Переговоры затягивались. Представители обеих сторон неимоверно вымотались и подумывали о перерыве. Зачинщица и главная двигающая все это действо сила - Марина - в минуты особенно напряженные начинала жалеть, что решила разводиться. Каждая последующая встреча с адвокатами супруга вызывала новые удушающе-болезненные воспоминания о прошлом. Теперь казалось, что это была не ее настоящая жизнь, а лишь сладкий сон в летнюю ночь, проведенную под открытым небом на вилле в Лос-Анджелесе.
- Марина Аркадьевна, позвольте Вам напомнить, что недвижимость Григория Анатольевича, приобретенная до брака, не подлежит разделу при разводе. Вы не можете претендовать на квартиру в Женеве, виллу в Сочи и таунхаус в Греции. И давайте не будем возвращаться к этому вопросу.
- У нас ребенок, позвольте Вам, дорогой мой, напомнить. И он наследник.

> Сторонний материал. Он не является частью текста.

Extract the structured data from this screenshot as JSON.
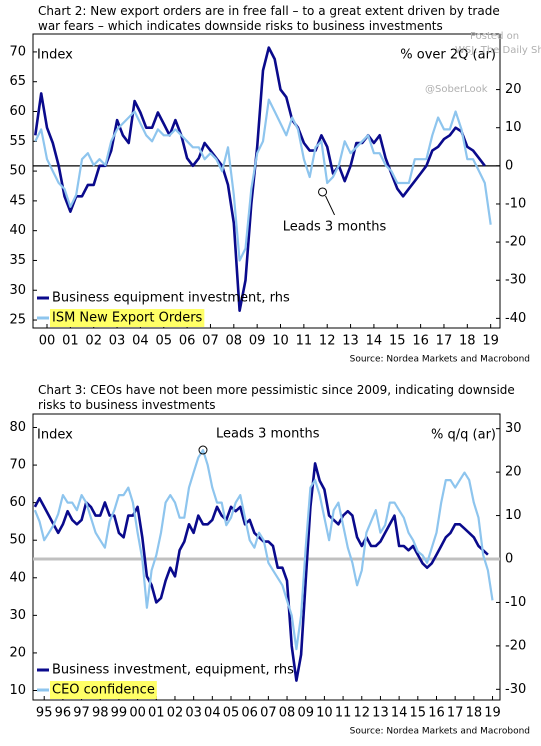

Марина понадеялась на свое престижное юридическое образование и пыталась сначала сама скрутить всех этих шестерок мужа в бараний рог. Но Гриша не пожалел гонораров. С кем - с кем, а с его любимцем Пригоровым тягаться невыносимо даже светилам юреспруденции. Маньяк своего дела, бультерьер-чемпион с мертвой хваткой зазубренных клыков. Марина наняла конечно специалистов, но это поспособствовало не столько результатам, сколько размазыванию жирного масла обстоятельств тонким слоем по опухшей дрожжевой булке времени. Хотя ясно было сразу - Гриша не отдаст ничего, кроме квартиры в Москве. Зря вся эта возня, зря.
- Ребенок в данном вопросе не является аргументом, Марина Аркадьевна. Вы, как человек с высшим юридическим образованием, обязаны понимать. Мы предлагаем хороший вариант, подумайте, взвесьте все еще раз, - равнодушным бесцветным голосом бубнил помощник Пригорова.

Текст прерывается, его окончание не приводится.